Il n’a que 17 ans, et n’est donc pas encore en âge de voter, mais il est la figure de la campagne de désobéissance civile menée par les étudiants hongkongais depuis le 22 septembre contre la décision de Pékin de limiter la portée du suffrage universel.

Parmi les leaders de la «révolution des parapluies» -ainsi appelée du fait de l’utilisation de parapluies par les manifestants pour se protéger des gaz lacrymogènes- Joshua Wong, qui arbore immanquablement t-shirt, short et lunettes aux grosses montures noires sur un visage encore juvénile, est l'un des plus entendus, réputé pour ses discours exaltés et son goût pour la confrontation.

Des manifestants prodémocratie, le 1er octobre 2014 à Hong Kong - Annabel Symington AFP

 

Pas un coup d’essai

Il a d’ailleurs été arrêté, dans la nuit de vendredi à samedi, et placé une quarantaine d’heures en détention pour avoir pris d’assaut et occupé, avec une cinquantaine d’autres manifestants, le siège du gouvernement. Ce coup de force lui a également valu de la part des médias proches du pouvoir chinois d’être présenté comme un pantin des Américains.

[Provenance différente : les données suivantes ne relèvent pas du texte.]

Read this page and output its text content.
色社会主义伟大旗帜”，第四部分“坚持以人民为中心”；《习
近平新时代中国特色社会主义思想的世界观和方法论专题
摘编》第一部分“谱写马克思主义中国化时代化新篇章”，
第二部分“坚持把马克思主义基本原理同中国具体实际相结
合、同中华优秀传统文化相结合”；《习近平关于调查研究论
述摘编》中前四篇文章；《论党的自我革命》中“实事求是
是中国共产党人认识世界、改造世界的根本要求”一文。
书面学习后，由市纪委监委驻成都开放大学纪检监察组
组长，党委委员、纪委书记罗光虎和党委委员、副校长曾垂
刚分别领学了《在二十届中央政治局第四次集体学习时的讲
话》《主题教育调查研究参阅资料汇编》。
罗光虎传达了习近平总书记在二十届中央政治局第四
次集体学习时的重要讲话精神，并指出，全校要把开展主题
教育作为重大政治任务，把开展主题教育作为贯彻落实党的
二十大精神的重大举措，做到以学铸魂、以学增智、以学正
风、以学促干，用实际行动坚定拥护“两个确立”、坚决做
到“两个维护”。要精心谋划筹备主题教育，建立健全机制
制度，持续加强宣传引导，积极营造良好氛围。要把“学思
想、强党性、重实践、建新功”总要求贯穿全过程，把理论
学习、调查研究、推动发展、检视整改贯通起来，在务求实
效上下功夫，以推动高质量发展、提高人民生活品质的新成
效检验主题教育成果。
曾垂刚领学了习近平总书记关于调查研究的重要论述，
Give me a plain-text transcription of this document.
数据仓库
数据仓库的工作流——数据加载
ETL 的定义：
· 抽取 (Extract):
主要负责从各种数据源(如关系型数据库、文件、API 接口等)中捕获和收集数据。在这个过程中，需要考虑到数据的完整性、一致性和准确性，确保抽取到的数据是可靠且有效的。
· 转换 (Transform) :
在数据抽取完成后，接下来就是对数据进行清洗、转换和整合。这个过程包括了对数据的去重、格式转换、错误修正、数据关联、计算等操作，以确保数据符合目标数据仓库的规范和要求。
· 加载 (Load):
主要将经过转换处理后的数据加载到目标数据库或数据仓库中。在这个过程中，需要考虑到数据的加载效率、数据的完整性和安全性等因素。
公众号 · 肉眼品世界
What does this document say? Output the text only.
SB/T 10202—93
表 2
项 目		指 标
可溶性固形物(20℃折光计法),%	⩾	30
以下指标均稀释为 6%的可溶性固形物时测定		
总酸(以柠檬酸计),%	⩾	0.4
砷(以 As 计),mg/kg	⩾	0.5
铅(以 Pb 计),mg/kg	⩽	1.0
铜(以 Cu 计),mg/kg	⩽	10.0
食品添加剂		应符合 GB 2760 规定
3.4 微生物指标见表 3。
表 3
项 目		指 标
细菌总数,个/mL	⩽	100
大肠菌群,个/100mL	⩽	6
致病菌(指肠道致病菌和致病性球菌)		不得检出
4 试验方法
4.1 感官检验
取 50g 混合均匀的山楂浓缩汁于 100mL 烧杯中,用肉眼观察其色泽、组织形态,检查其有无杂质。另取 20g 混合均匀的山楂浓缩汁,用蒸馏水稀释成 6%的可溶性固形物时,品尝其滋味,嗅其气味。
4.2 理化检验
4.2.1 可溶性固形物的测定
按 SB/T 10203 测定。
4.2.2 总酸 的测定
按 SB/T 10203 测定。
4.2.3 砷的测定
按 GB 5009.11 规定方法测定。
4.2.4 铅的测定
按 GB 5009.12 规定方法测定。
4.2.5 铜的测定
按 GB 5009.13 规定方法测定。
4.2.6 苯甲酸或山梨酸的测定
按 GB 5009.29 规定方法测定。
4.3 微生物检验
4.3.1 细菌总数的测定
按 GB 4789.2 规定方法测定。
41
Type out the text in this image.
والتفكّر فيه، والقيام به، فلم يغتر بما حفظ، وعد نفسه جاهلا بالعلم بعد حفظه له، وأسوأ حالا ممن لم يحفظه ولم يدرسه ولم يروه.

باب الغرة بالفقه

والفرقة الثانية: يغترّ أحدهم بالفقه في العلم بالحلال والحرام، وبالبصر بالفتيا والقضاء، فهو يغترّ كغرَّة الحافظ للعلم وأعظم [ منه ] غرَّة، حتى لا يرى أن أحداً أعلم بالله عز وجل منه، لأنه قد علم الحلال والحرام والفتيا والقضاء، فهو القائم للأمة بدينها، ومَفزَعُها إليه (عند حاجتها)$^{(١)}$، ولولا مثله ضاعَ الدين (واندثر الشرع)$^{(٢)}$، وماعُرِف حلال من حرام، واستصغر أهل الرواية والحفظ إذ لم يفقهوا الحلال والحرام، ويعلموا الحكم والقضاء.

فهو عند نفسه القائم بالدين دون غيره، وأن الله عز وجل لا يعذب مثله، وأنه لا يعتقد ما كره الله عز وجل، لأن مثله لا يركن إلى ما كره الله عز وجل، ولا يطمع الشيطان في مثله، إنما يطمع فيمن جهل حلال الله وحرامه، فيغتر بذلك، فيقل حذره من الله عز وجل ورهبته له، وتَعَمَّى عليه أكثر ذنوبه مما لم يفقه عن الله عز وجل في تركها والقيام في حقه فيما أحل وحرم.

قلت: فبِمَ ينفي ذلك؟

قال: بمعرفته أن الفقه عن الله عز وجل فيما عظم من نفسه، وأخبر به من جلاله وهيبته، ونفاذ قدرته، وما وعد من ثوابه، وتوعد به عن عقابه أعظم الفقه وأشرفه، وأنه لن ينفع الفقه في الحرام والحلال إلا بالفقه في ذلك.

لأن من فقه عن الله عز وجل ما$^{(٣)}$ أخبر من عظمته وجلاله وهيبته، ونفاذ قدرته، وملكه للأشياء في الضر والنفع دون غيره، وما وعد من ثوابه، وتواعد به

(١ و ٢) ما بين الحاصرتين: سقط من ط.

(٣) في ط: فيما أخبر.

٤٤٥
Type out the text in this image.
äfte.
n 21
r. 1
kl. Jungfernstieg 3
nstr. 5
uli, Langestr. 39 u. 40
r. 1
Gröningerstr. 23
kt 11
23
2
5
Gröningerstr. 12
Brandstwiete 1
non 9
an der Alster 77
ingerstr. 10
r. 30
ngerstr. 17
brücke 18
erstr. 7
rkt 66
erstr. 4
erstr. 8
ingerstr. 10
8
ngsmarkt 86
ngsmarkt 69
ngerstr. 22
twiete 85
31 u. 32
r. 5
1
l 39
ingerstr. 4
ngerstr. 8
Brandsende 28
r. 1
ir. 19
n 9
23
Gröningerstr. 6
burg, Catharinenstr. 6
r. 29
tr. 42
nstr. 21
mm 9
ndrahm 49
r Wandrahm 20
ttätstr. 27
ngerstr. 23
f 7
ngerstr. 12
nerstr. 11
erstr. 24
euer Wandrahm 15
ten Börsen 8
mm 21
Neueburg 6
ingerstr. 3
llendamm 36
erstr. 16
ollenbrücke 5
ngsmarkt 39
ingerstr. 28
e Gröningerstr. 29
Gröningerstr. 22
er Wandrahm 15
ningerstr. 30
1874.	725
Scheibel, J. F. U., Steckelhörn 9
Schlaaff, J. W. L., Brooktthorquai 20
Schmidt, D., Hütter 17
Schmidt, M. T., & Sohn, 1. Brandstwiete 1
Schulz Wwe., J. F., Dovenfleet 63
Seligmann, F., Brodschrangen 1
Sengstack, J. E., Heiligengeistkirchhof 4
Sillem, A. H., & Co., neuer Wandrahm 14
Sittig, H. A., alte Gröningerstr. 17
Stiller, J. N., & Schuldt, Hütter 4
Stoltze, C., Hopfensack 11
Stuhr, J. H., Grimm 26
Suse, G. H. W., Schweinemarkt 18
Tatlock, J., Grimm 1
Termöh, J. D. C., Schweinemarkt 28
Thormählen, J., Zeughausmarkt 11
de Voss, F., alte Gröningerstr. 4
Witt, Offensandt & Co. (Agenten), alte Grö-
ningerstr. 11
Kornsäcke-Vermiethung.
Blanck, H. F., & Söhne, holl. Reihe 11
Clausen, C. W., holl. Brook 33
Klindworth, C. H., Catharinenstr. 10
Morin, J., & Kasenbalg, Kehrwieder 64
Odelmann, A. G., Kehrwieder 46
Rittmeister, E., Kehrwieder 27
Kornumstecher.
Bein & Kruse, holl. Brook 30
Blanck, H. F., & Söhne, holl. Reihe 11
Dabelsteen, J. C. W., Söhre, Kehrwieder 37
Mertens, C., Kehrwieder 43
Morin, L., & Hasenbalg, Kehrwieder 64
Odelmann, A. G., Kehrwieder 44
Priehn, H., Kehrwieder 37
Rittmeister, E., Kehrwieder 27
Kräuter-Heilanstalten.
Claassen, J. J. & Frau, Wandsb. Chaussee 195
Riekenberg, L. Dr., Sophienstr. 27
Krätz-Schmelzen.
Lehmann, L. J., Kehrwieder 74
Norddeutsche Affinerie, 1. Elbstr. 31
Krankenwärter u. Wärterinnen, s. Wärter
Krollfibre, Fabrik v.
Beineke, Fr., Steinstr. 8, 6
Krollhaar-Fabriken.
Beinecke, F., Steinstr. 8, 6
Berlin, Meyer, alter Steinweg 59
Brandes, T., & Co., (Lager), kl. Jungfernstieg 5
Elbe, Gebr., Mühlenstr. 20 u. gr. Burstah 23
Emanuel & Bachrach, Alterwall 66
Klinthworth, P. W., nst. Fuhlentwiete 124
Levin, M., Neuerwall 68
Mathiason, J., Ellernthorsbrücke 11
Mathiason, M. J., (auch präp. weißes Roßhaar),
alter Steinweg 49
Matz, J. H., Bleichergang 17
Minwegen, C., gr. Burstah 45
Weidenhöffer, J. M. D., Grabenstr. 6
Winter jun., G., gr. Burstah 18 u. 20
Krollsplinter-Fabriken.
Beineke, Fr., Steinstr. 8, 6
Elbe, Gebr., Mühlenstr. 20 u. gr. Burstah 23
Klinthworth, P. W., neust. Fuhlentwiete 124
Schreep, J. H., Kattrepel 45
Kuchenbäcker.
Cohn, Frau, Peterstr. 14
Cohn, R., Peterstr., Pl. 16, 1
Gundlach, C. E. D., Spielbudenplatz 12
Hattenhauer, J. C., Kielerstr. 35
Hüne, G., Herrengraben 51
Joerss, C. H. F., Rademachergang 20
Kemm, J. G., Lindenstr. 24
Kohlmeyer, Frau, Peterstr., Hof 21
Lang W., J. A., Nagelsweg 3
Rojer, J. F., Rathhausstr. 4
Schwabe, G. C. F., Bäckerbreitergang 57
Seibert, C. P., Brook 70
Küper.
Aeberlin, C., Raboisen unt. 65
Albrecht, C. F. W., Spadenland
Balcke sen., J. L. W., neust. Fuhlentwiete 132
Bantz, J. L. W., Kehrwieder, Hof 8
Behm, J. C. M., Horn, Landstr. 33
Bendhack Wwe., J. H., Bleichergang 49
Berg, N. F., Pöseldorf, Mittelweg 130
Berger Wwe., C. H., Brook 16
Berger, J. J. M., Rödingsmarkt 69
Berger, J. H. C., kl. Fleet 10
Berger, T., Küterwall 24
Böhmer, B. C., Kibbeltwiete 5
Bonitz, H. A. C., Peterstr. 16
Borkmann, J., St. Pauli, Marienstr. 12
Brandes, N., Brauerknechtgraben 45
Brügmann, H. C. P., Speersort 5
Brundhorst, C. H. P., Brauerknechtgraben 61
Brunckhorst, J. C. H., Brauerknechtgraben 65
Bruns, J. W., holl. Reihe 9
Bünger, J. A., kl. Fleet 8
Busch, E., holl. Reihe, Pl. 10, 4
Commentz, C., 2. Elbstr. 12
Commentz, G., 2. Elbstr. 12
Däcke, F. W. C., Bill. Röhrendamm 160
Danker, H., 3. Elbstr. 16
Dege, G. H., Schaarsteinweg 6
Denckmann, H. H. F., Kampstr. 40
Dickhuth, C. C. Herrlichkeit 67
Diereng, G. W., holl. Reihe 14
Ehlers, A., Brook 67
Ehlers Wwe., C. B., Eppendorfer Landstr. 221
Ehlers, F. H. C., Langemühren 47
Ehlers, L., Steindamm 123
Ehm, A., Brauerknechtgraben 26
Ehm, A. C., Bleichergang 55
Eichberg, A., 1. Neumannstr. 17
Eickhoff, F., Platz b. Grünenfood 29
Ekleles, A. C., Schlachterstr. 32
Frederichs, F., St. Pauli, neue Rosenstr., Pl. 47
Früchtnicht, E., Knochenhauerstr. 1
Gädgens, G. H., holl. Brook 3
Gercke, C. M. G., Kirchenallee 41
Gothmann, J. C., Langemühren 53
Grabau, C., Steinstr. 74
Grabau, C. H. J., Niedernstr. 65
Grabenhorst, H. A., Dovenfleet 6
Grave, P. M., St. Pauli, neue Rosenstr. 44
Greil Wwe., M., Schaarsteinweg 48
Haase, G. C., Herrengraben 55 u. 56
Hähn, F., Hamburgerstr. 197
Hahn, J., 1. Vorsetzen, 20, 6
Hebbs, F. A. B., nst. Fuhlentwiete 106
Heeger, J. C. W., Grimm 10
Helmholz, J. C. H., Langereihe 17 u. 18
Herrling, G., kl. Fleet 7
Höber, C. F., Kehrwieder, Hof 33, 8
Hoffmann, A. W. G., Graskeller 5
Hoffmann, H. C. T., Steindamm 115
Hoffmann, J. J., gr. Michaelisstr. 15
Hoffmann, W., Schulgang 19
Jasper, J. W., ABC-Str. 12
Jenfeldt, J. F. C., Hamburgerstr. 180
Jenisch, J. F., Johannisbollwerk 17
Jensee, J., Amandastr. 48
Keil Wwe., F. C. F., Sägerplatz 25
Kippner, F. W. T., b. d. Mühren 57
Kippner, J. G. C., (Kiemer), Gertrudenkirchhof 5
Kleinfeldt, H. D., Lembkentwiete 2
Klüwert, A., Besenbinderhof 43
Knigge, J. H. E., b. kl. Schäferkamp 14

Car, malgré son jeune âge, ce lycéen filiforme «passionné mais mesuré», selon son avocat, Michael Vidler, n’en est pas à sa première mobilisation contre Pékin, qui le juge «extrémiste». En mai, il a raconté à HK Magazine qu’il avait participé à sa première manifestation en 2010, pour protester contre la proposition de relier Hong Kong à la Chine via une voie ferroviaire à grande vitesse.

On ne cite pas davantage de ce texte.